Item 11. Additional Information.

(a)      The information set forth in the Offer to Exchange under Section 10
         ("Interests of Directors and Officers; Transactions and Arrangements
         About the Options") and Section 12 ("Legal Matters; Regulatory
         Approvals") is incorporated herein by reference.

(b)      Not applicable.

Item 12. Exhibits.

(a)      (1)  Offer to Exchange, dated September 30, 2002.
         (2)  Form of Letter of Transmittal.
         (3)  Form of Letter to Eligible Option Holders.
         (4)  Form of Letter to Tendering Option Holders.
         (5)  Form of E-mail Letter to Emcore Employees.

(b)      Not applicable.

(d)      (1) EMCORE Corporation 2000 Stock Option Plan*
         (2) EMCORE Corporation 1995 Incentive and Non-Statutory Stock
             Option Plan**

(g)      Not applicable.

(h)      Not applicable.

Item 13. Information Required by Schedule 13E-3.

(a)      Not applicable.

-------------------
*   Incorporated by reference to EMCORE Corporation's Registration Statement on
    Form S-8 (No. 333-37306) filed with the SEC on May 18, 2000.
**  Incorporated by reference to EMCORE Corporation's Registration Statement on
    Form S-1/A (No. 333-18565) filed with the SEC on February 6, 1997.

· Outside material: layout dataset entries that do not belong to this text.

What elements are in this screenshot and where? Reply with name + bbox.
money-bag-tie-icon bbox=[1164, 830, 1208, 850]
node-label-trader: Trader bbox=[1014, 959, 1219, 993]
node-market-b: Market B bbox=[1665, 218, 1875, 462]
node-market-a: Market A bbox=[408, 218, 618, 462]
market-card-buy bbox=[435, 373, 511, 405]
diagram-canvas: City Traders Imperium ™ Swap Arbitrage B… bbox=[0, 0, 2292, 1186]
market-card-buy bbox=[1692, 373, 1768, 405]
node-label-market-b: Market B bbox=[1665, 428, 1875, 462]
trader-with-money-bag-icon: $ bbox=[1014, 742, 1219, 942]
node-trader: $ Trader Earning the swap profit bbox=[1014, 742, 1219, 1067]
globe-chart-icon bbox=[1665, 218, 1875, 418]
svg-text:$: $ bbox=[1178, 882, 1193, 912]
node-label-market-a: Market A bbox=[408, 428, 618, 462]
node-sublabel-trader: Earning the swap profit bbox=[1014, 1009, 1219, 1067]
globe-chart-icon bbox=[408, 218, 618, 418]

                                       4


                                    SIGNATURE

After due inquiry and to the best of my knowledge and belief, I certify that the
information set forth in this Schedule TO is true, complete and correct.


                                            EMCORE CORPORATION.

                                            By: /s/ Thomas G. Werthan
                                                ---------------------
                                                Name:  Thomas G. Werthan,
                                                Title: Chief Financial Officer
                                                Date:  September 27, 2002

                                       5


                                INDEX TO EXHIBITS


Exhibit Number     Description

 (a)(1)            Offer to Exchange, dated September 30, 2002.

 (a)(2)            Form of Letter of Transmittal.

 (a)(3)            Form of Letter to Eligible Option Holders.

 (a)(4)            Form of Letter to Tendering Option Holders.

 (a)(5)            Form of E-mail Letter to Emcore Employees.

 (d)(1)            EMCORE Corporation 2000 Stock Option Plan*

 (d)(2)            EMCORE Corporation 1995 Incentive and Non-Statutory Stock
                   Option Plan **

-------------------
*  Incorporated by reference to EMCORE Corporation's Registration Statement on
   Form S-8 (No. 333-37306) filed with the SEC on May 18, 2000.
** Incorporated by reference to EMCORE Corporation's Registration Statement on
   Form S-1/A (No. 333-18565) filed with the SEC on February 6, 1997.